Over the past three months, we've been testing different machine learning and machine reading techniques to help better understand large volumes of data. We've been aiming this specifically, at foresight or 'horizon scanning' because we feel that this is an area of analysis that could greatly benefit by more thorough, data-driven analysis.
To conduct a meta-analysis of foresight material we designed a system that uses crawlers, machine reading, cloud-based databasing and data visualisation scripts. Using these processes we implemented a three stage process of analysis - searching, mapping and analysis.
The scan of scans
Following this process, we developed a detailed search set of data, this widened the initial list of starting sources from a list of 20 sources to a further iteration of around 150 sources. Such a growth in starting data was made possible by good engagement with experts in foresight, but then from the use of crawlers that bought back a large range of document sources, which were then data mined and assessed for viability and suitability.
The search phase led to around 1200 research reports (as either pdf files or html files converted into pdfs) being gathered. Of these, 1050 were deemed to be relevant to foresight and the remaining 150 were either duplicates, write-protected pdfs or deemed out of scope.
Upon selecting the relevant source literature, we split each individual research document into its constituent strings. This was done using bespoke machine reading processes that tag source documents with metadata (relating to the title, author and source organisation) and then splitting each document into its constituent strings, each assigned with the appropriate metadata.
Once split into strings, all the data was then held on a bespoke DJANGO database navigated through a graphical user interface (GUI). Using this GUI, an initial data visualisation was produced that illustrated the keyword frequencies contained in each source document.
With all the data gathered and hosted on the main database, there were around 11,000,000 source strings that could then be analysed. We conducted two forms of mapping on this data and the associated metadata.
1. Topic modelling to determine the most frequently occurring themes and concepts in the full dataset.
2. Expert mapping to determine the key contributing authors for the data for future testing.
Topic modelling yielded a rich picture of the data contained in the documents set and gave some indication of the overall concepts and interconnections between the documents. The data was mapped using Gephi, an openly available graphing platform.
Using the detailed topic map, allowed a simplified, topic map that summarised most frequently reported themes and concepts in the dataset to be recorded. This produced a higher level ‘topic’ map that combines the most frequently occurring terms in the data with low frequency ‘emerging’ terms of potential strategic relevance to foresight analysts and policy planners.

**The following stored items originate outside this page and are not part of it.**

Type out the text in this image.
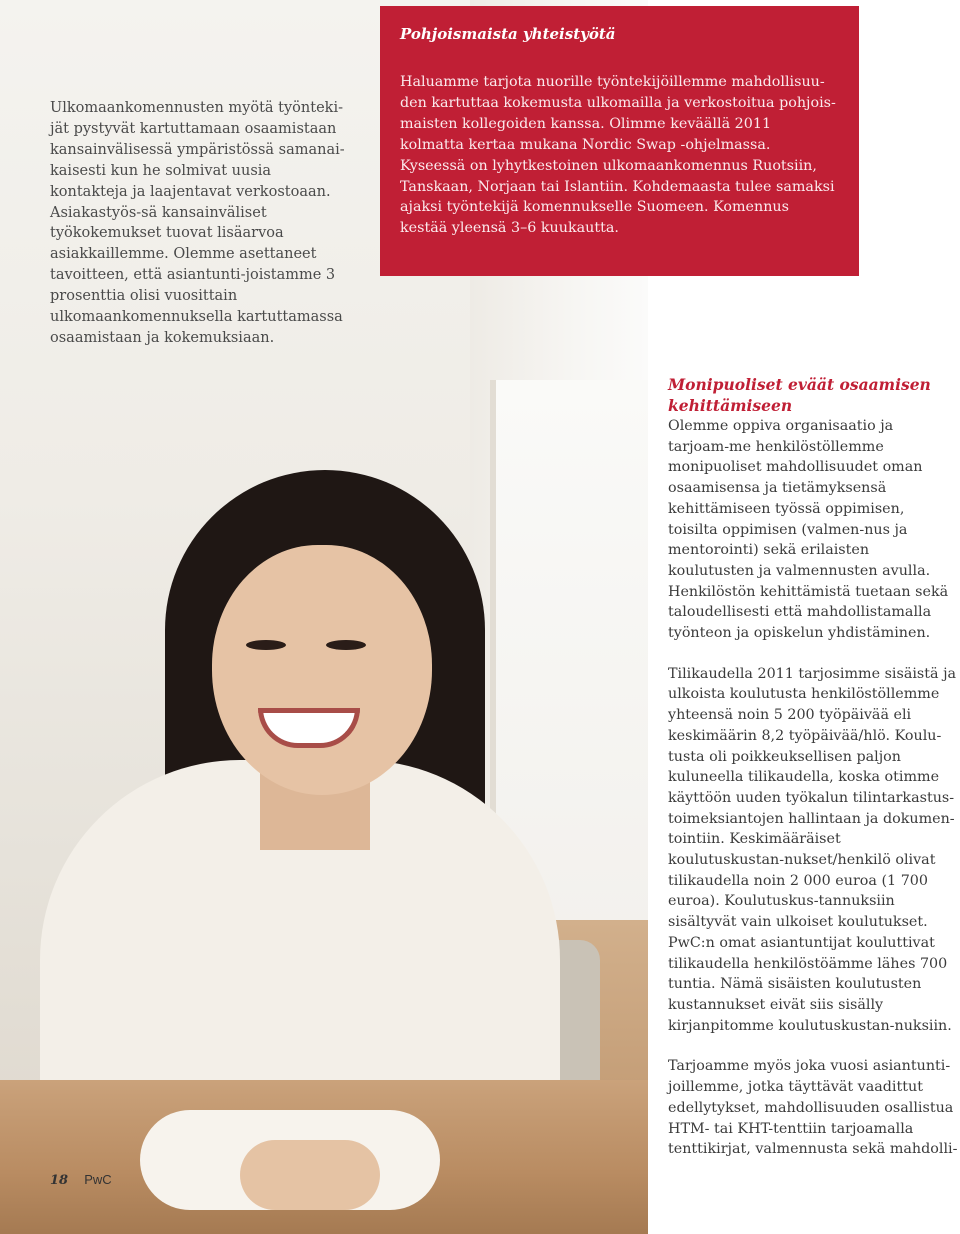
Ulkomaankomennusten myötä työnteki-jät pystyvät kartuttamaan osaamistaan kansainvälisessä ympäristössä samanai-kaisesti kun he solmivat uusia kontakteja ja laajentavat verkostoaan. Asiakastyös-sä kansainväliset työkokemukset tuovat lisäarvoa asiakkaillemme. Olemme asettaneet tavoitteen, että asiantunti-joistamme 3 prosenttia olisi vuosittain ulkomaankomennuksella kartuttamassa osaamistaan ja kokemuksiaan.

Pohjoismaista yhteistyötä

Haluamme tarjota nuorille työntekijöillemme mahdollisuu-den kartuttaa kokemusta ulkomailla ja verkostoitua pohjois-maisten kollegoiden kanssa. Olimme keväällä 2011 kolmatta kertaa mukana Nordic Swap -ohjelmassa. Kyseessä on lyhytkestoinen ulkomaankomennus Ruotsiin, Tanskaan, Norjaan tai Islantiin. Kohdemaasta tulee samaksi ajaksi työntekijä komennukselle Suomeen. Komennus kestää yleensä 3–6 kuukautta.

Monipuoliset eväät osaamisen kehittämiseen

Olemme oppiva organisaatio ja tarjoam-me henkilöstöllemme monipuoliset mahdollisuudet oman osaamisensa ja tietämyksensä kehittämiseen työssä oppimisen, toisilta oppimisen (valmen-nus ja mentorointi) sekä erilaisten koulutusten ja valmennusten avulla. Henkilöstön kehittämistä tuetaan sekä taloudellisesti että mahdollistamalla työnteon ja opiskelun yhdistäminen.

Tilikaudella 2011 tarjosimme sisäistä ja ulkoista koulutusta henkilöstöllemme yhteensä noin 5 200 työpäivää eli keskimäärin 8,2 työpäivää/hlö. Koulu-tusta oli poikkeuksellisen paljon kuluneella tilikaudella, koska otimme käyttöön uuden työkalun tilintarkastus-toimeksiantojen hallintaan ja dokumen-tointiin. Keskimääräiset koulutuskustan-nukset/henkilö olivat tilikaudella noin 2 000 euroa (1 700 euroa). Koulutuskus-tannuksiin sisältyvät vain ulkoiset koulutukset. PwC:n omat asiantuntijat kouluttivat tilikaudella henkilöstöämme lähes 700 tuntia. Nämä sisäisten koulutusten kustannukset eivät siis sisälly kirjanpitomme koulutuskustan-nuksiin.

Tarjoamme myös joka vuosi asiantunti-joillemme, jotka täyttävät vaadittut edellytykset, mahdollisuuden osallistua HTM- tai KHT-tenttiin tarjoamalla tenttikirjat, valmennusta sekä mahdolli-

18 PwC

Although this is a stylised representation of the data collected in stages 1-2. It is valuable as tool for enabling structured foresight exercises and scenario development to be developed around data that can be evidenced and accessed for further policy and decision making.
Having determined the themes in the data, the search data collected in the search phase, was then used to map the contributing network of experts and source organisations. After determining these, it is the possible to contact the sources and ask them to comment on the findings (especially the high level map) to add their analysis and insights to the initial maps. A sample, contributing expert map (high level) is below.
Using a data-driven searching processes for gathering and modelling topics and expert networks can improve current processes for thinking about the future. Following a structured auditable processes is likely to increase the confidence and accountability in foresight analysis. Such processes also represent an important bench mark for making foresight more ‘quantitative’ as they allow metrics to be generated around the scale and range of data collected. Such metrics can be used to form the basis of confidence and probabilistic assessments which could increase the rigour of foresight analysis, moving the discipline away from current techniques which are often difficult to quantify and subject to considerable levels of bias and group think.
To take this work forward, a useful next exercise could be to assess current foresight processes and benchmark them to see what markers and metrics can be used to test predicted outcomes. Processes that use machine reading and data visualisation yield a large amount of 'hard data' it would be useful to better understand how these could be applied to improving long term prediction.